The claim of the defendant under the second special plea to allowance for improvements made upon the property is as untenable as his claim to the title. It is asserted under a statute of the territory which provides that
"In an action for the recovery of real property upon which permanent improvements have been made by a defendant or those under whom he claims, holding under color of title adversely to the claim of the plaintiff, in good faith, the value of such improvements must be allowed as a counterclaim by such defendant."
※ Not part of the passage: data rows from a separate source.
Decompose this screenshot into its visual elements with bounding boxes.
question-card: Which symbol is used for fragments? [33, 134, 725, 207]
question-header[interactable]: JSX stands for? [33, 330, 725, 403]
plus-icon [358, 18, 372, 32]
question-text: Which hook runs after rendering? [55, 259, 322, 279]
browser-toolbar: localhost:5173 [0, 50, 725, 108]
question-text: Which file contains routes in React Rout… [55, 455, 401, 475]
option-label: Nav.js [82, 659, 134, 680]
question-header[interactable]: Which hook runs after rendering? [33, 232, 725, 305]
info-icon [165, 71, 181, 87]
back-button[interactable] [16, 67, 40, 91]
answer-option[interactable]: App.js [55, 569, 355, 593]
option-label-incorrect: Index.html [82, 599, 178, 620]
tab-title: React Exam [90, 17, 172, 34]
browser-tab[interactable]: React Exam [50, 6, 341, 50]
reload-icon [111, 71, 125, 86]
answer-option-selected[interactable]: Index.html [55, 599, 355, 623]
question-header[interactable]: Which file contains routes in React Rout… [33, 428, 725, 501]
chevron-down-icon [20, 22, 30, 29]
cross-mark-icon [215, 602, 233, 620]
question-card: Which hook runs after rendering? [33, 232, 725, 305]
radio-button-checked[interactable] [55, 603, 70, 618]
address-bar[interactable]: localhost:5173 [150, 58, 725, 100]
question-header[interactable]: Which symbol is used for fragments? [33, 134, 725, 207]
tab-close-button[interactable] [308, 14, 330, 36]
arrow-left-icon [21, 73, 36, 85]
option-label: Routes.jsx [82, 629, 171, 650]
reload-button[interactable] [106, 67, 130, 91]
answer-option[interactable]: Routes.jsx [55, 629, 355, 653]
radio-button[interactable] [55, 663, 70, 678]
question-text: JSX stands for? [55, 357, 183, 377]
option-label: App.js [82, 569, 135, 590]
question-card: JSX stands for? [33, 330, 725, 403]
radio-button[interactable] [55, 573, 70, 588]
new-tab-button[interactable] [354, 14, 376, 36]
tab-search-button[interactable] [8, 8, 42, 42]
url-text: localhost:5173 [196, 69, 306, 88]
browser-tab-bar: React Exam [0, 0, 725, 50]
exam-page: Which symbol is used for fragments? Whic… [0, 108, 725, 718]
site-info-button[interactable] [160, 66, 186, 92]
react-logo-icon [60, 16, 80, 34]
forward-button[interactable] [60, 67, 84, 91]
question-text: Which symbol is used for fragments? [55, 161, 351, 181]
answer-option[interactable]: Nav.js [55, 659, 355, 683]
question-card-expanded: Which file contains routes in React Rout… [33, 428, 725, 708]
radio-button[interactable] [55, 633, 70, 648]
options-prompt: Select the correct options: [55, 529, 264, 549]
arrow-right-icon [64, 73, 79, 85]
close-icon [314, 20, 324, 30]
The case presented by the defendant is not covered by the provisions of this law. There can be no color of title in an occupant who does not hold under any instrument, proceeding, or law purporting to transfer to him the title or to give to him the right of possession. And there can be no such thing as good faith in an adverse holding where the party knows that he has no title and that, under the law, which he is presumed to know, he can acquire none by his occupation. Here, the defendant knew that the title was in the United States; that the lands were mineral and were claimed as such by the plaintiff, and that title to them could be acquired only under the laws providing for the sale of lands of that character, and there is no pretense that he ever sought or contemplated seeking the title to them as such lands or claimed possession of them under any local customs or rules of miners in the district.